2. Primary reasons cited by departing prosecutors: protesting investigative priorities and tactics

Multiple sources say the Minnesota resignations were prompted by DOJ leadership’s push to open a criminal probe of Renee Good’s widow while appearing reluctant to mount a civil‑rights investigation of the ICE agent who shot Good; prosecutors objected both to pursuing the victim’s family and to what they saw as sidelining of an inquiry into the use of force [1] [3] [2]. Reporting also highlights that state investigators were effectively excluded from evidence-sharing channels—an action described as a breakdown in standard interagency cooperation that concerned resigning prosecutors because it could indefinitely bar local authorities from necessary materials [6] [3].

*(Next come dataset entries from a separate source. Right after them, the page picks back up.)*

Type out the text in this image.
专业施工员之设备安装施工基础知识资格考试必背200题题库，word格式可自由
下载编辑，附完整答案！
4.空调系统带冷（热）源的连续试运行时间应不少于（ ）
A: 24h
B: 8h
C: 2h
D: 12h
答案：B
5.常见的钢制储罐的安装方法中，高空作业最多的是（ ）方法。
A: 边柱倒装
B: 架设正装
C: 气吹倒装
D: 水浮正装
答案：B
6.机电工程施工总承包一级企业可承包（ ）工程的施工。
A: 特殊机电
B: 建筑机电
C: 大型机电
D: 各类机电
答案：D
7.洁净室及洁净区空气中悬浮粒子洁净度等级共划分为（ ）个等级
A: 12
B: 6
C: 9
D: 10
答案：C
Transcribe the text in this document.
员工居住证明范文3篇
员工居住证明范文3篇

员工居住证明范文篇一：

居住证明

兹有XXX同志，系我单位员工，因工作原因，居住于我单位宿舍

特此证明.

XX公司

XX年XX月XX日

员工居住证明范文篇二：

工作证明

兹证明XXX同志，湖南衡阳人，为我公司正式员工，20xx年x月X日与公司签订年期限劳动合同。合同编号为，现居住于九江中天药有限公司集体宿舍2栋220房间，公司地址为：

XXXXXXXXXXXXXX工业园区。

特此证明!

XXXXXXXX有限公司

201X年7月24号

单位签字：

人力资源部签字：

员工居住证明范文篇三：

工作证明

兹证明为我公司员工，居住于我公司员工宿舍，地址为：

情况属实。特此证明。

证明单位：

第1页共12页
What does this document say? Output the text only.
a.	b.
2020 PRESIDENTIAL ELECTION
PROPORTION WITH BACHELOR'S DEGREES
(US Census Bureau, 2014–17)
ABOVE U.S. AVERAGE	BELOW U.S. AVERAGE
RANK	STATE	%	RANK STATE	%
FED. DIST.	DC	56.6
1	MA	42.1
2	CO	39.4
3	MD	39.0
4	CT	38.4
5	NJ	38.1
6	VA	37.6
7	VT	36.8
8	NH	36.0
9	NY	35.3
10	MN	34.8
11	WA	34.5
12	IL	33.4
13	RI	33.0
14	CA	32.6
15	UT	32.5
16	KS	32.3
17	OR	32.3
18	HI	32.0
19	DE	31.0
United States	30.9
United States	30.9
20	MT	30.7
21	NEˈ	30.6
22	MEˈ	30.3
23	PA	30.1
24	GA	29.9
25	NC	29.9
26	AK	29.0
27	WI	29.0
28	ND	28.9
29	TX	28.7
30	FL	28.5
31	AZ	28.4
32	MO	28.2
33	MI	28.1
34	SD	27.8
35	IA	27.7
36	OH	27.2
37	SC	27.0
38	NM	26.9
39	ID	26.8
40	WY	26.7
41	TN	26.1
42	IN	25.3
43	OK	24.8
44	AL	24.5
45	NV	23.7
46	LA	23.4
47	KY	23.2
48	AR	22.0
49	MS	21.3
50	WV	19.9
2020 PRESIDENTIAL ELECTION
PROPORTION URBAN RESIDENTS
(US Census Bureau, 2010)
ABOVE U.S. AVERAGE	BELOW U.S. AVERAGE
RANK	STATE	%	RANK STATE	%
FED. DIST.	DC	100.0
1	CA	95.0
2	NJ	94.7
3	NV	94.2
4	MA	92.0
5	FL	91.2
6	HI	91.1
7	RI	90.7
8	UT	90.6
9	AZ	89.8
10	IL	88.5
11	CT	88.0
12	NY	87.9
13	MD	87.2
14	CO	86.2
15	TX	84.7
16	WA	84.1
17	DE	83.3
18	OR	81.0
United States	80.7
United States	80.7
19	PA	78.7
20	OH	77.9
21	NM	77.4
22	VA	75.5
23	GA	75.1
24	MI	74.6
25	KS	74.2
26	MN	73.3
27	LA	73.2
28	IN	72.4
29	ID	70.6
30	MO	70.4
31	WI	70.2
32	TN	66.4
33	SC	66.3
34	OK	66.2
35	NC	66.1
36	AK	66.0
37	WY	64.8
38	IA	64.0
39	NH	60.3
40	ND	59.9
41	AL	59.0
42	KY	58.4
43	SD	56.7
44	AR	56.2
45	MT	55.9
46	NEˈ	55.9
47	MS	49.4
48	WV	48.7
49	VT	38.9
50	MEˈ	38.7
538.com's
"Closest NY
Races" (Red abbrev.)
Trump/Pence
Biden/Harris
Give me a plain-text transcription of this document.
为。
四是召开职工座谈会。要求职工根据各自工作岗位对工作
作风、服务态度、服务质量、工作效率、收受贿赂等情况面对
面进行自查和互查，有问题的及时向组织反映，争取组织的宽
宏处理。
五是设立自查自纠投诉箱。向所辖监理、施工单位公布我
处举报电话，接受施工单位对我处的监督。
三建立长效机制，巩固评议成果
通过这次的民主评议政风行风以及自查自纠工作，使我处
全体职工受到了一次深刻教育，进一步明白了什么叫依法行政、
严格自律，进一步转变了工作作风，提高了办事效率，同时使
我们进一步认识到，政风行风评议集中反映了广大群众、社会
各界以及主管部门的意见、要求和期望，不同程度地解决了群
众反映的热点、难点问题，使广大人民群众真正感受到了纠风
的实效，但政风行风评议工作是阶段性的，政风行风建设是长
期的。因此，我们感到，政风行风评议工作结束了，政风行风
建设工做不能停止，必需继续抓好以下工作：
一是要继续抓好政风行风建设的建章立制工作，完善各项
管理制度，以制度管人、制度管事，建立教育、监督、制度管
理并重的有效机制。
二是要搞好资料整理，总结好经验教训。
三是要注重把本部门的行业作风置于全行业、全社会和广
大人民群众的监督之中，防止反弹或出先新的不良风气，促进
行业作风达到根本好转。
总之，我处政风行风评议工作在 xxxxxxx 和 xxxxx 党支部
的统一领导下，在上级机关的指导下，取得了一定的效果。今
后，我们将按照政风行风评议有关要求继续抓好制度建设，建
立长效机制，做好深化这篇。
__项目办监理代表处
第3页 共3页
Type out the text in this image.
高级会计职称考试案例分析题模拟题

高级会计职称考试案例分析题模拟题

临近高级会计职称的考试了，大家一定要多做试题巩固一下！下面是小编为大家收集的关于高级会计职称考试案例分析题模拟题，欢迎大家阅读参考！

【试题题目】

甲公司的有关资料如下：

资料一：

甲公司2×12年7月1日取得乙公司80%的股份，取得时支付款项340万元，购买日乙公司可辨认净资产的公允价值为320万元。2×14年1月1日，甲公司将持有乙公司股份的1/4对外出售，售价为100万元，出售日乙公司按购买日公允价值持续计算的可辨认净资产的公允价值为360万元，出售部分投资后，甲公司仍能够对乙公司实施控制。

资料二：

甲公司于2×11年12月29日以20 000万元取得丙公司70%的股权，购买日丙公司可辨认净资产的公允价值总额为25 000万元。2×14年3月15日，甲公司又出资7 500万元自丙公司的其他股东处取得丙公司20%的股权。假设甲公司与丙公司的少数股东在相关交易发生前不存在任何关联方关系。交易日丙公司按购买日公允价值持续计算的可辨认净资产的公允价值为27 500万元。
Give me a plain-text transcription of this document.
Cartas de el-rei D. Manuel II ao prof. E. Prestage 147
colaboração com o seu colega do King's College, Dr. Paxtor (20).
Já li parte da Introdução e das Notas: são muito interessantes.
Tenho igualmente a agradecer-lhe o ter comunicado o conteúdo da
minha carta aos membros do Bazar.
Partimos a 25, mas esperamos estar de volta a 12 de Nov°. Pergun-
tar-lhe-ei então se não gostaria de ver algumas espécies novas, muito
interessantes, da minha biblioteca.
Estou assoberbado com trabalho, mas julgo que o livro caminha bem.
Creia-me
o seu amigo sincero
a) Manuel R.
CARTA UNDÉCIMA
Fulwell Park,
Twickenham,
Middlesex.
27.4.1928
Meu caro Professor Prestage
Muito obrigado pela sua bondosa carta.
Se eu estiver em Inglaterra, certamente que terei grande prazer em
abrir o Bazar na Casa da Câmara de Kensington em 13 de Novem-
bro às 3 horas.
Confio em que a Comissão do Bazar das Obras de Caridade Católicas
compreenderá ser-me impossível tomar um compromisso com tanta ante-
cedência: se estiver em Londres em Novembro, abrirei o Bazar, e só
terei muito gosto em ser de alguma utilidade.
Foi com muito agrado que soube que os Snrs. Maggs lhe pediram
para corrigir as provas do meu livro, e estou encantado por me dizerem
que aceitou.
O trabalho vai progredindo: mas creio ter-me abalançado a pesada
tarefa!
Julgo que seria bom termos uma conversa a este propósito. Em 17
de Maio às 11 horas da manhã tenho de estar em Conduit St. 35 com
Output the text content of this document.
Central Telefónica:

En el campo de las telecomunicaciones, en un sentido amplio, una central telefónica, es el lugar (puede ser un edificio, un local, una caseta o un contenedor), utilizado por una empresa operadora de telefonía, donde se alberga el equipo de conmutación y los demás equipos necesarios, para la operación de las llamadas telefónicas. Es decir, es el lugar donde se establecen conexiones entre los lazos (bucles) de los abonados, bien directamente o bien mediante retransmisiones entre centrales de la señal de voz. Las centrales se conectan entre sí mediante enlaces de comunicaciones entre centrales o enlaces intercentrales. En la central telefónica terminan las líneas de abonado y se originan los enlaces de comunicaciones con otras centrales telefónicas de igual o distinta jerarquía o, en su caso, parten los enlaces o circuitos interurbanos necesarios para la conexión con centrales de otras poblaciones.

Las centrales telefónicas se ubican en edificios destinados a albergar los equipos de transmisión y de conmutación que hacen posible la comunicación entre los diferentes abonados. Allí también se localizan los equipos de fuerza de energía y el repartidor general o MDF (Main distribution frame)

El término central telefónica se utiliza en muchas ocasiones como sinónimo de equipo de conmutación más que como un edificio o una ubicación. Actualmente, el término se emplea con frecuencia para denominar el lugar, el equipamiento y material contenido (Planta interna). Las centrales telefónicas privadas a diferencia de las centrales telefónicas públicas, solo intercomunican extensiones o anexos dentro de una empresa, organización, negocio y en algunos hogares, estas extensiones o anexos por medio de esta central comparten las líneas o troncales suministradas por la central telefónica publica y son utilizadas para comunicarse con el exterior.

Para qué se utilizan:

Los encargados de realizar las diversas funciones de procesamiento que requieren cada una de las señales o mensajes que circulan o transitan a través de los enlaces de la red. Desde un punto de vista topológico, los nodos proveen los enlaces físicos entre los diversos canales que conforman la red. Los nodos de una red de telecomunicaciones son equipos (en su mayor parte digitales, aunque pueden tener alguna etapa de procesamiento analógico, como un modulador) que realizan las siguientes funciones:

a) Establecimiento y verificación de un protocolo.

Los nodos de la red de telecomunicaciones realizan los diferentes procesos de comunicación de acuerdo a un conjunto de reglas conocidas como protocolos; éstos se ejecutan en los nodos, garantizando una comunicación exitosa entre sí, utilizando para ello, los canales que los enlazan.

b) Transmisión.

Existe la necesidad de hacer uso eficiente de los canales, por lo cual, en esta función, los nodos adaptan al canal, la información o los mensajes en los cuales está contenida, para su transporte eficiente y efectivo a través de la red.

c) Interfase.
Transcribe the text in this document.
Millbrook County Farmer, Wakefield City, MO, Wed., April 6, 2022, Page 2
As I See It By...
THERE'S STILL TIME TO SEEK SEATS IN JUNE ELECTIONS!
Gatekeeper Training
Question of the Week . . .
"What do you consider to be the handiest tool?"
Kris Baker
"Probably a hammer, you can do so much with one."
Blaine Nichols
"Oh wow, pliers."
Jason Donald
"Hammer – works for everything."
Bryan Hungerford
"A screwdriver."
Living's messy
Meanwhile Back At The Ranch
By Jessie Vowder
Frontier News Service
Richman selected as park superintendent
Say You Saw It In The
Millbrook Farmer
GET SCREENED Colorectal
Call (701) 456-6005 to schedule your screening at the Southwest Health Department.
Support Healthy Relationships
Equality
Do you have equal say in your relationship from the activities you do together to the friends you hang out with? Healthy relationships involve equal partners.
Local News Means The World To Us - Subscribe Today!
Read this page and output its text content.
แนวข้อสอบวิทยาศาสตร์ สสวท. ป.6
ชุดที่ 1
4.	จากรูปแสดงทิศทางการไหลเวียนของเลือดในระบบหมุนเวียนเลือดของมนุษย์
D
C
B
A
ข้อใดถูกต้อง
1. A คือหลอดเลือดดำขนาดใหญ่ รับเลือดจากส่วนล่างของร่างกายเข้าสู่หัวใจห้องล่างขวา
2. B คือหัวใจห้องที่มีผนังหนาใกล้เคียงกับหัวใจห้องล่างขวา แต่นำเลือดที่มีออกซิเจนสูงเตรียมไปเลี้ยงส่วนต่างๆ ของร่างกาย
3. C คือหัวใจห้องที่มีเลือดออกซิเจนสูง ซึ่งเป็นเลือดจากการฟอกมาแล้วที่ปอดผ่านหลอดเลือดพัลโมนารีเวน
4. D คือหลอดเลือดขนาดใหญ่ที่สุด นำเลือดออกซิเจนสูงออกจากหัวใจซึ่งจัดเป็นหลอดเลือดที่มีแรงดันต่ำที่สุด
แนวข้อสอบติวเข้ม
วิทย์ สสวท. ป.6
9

3. What the departing prosecutors said, and what they did not publicly say

Some named prosecutors declined to comment publicly about their reasons, but coverage relying on “people familiar with their decisions” conveyed that at least Joseph Thompson objected to both the directive to investigate the widow and the department’s reluctance to pursue a civil‑rights probe of the shooter [1] [2]. Other reporting framed the resignations as a principled protest by career attorneys who viewed the Civil Rights Division’s mission as including investigation of lethal federal force, suggesting the exits were intended as an alarm about politicized priorities at DOJ [4] [7].

4. DOJ and alternative explanations: denials and administrative context

The Justice Department confirmed the resignations but a DOJ spokesperson denied they were related to the Minneapolis shooting in at least one public statement, and some reporting noted that several prosecutors accepted early retirement offers or had other reasons for leaving, indicating the exits might reflect a mix of causes beyond a single dispute [5] [3]. Coverage also places the resignations amid a broader pattern of turnover and tensions in DOJ under the Trump administration, meaning these departures occurred against a backdrop of institutional upheaval [3] [7].

5. Consequences and unresolved points in the reporting

Resignations removed experienced prosecutors from major fraud and civil‑rights caseloads and fueled local officials’ concerns that federal‑state coordination had been damaged, potentially complicating any future state prosecution or joint inquiry; Minnesota officials warned that evidence-sharing channels had “broken down” and might keep materials from state prosecutors indefinitely [6] [1]. Reporting does not provide public, on‑the‑record resignation letters laying out every individualized reason for each departure; several names are reported but detailed, first‑person explanations from all six prosecutors are not available in the cited coverage [2] [1].